Mit den Künstlern Ernst Fuchs, Anton Lehmden, Arik Brauer, Wolfgang Hollegha und Josef Mikl wird die "Hundsgruppe" gegründet, bei ihrer einzigen Ausstellungseröffnung in Wien wird das Publikum beschimpft. Nach dieser Ausstellung wendet sich Rainer vom Phantastischen Realismus ab.

Mit Maria Lassnig reist er 1951 nach Paris, hier trifft er André Breton und ist von dem Treffen enttäuscht. Und Arnulf Rainer experimentiert in Richtung "gestische Malerei": Er arbeitet mit geschlossenen Augen - "Blindmalerei" und "Automatische Malerei". Diese künstlerische Auseinandersetzung führt zu der Serie von "Zentralisationen - Zentralgestaltungen".

Den Bildern ihr Geheimnis zurückgeben

Dann beginnt er mit etwas, das in der öffentlichen Wahrnehmung für viel Aufsehen gesorgt hat: "Ich wusste nicht wozu, wohin, wie lange, als ich 1952 begann, über eigene Bilder zu malen (Anm.: ab 1953 auch über fremde). Erst langsam, im Laufe der Jahre, entwickelten sich geschlossene schwarze Flächen oder Strichbündel, in denen ich mich selber erkannte, eintauchte und repräsentierte", schreibt Rainer 1973 in seinem Aufsatz "Von den Übermalungen zur Zumalung".

Die Übermalungen sind für Rainer auch ein Versuch, den Bildern das zurückzugeben, was sie verloren haben: ihr Geheimnis.
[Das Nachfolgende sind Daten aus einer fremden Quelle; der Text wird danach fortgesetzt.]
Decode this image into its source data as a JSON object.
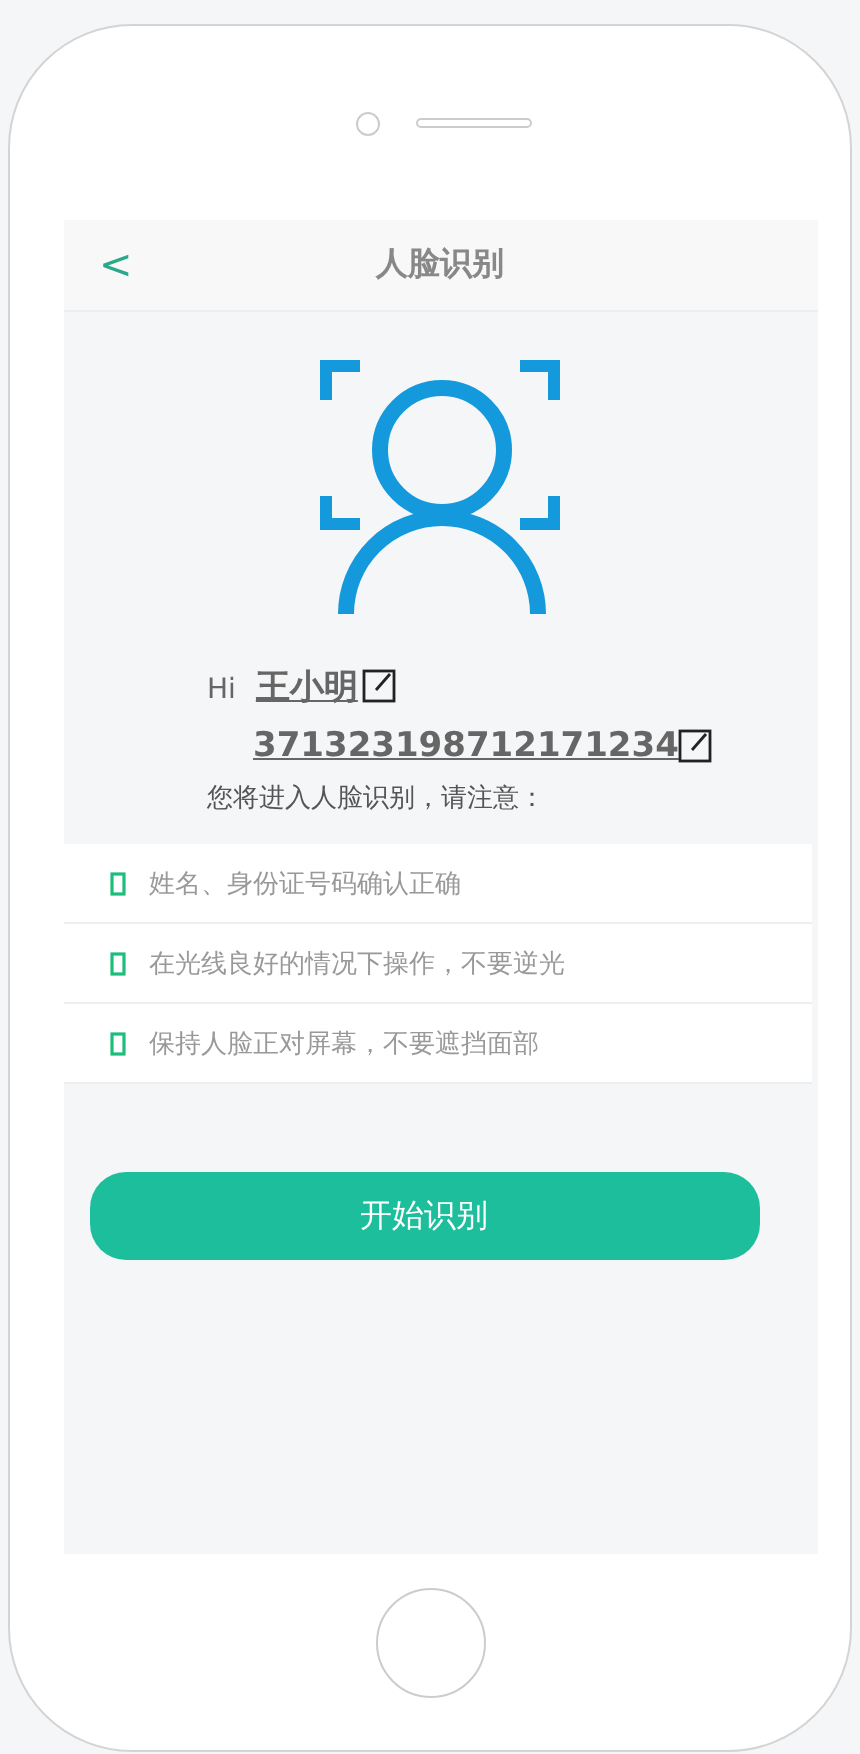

Es geht auch nicht - wie oft auf einer oberflächlichen Betrachtungsebene behauptet wurde - um die "Zerstörung", sondern Rainer geht es um die "Vervollkommnung".
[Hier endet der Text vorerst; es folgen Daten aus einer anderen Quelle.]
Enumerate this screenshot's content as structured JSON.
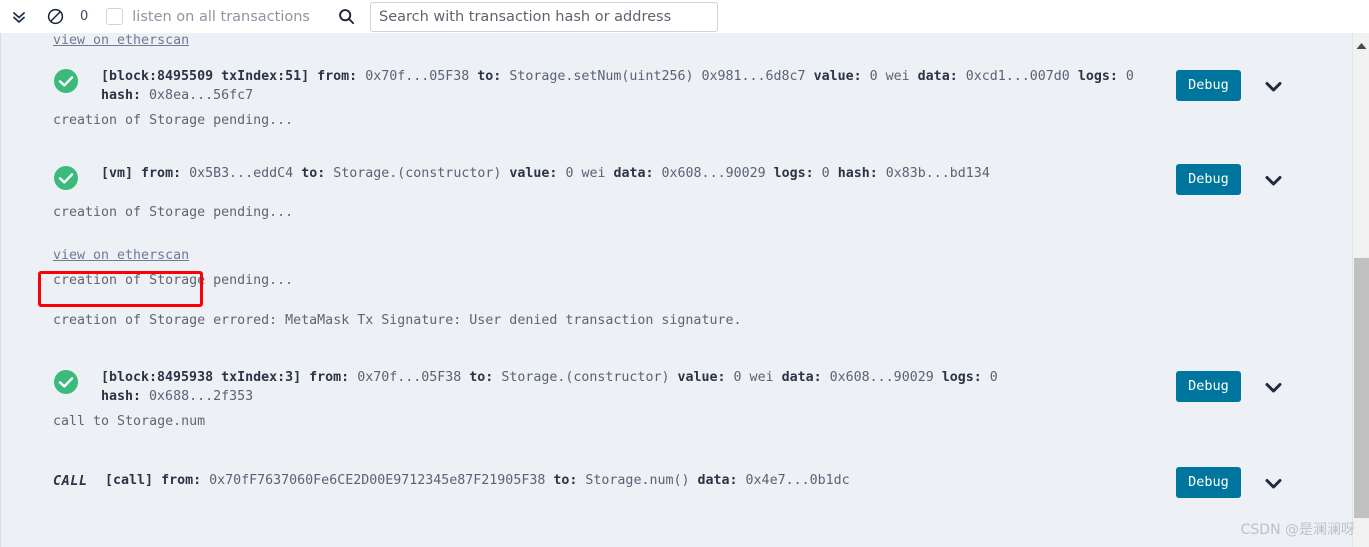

Die künstlerische Arbeit ist für ihn vor allem eine Art Selbstgespräch, und die Übermalung ist "die Entwicklung dieses Selbstgesprächs in ein Schweigen". Theoretische Betrachtungen über Kunst mag er sowieso nicht besonders.

Die ewig gültigen Themen des Lebens

Seine schriftlichen Überlegungen und Zueignungen zu seinem künstlerischen Schaffen ermöglichen den Betrachterinnen und Betrachtern, sowie Leserinnen und Lesern, das künstlerische Verständnis von Rainer besser zu erfassen. Rainer geht es in seiner kompromisslosen Auseinandersetzung mit sich und der Umwelt um die ewig gültigen Themen des Lebens: um die nackte menschliche Existenz. Leben als Kunst und Kunst als Leben.

Arnulf Rainer sieht sein Werk als eine Art von Baum mit verschiedenen Ästen und Verästelungen, auch wenn die Frage nach dem Stamm nicht so leicht zu beantworten sei; 1980 schreibt er: "Wahrscheinlich bin ich gar kein Baum wie andere Künstler, sondern nur ein wuchernder Strauch, der dauernd seine Vollständigkeit überprüfen will und alle möglichen Zweige ausdehnen muss" (in den Ausführungen "... Als Van Gogh Als ... oder der Versuch, meinen permanenten Zerfall aufzuhalten").

Religion erfassen wollen

Rainers Übermal-Variationen sind sehr unterschiedlich und in ihrer Aussagekraft äußerst vielfältig. Die Variationsbreite reicht dabei von übermalten Grimassenfotos über Fingermalereien bis zu Übermalungen von Totenmasken und Leichengesichtern. In "Als wäre es Endgültigkeit" (1978) kommt Rainers zentrales Thema nochmals zur Sprache:

Als Mensch wie alle anderen ist es auch für mich die große Konfrontation. Als Nichts- und Allesgläubiger will ich hier Religion erfassen. Fassen als Künstler, tabuloser, direkter darstellen als Gestalter.

Die Serie der großen Kreuze und Totenmasken setzt er 1983 fort.

Leidenschaft Wahrheit

1978 und 1980 vertritt Rainer Österreich bei der Biennale in Venedig, 1981 übernimmt er (bis 1985) eine Professur an der Akademie der bildenden Künste in Wien. 1993 wird ein Arnulf Rainer Museum in New York eröffnet.

Für Arnulf Rainer scheint die Wahrheit keine Tugend zu sein, sondern eine Leidenschaft - so wie Albert Camus schreibt - und deshalb ist die Wahrheit nie barmherzig.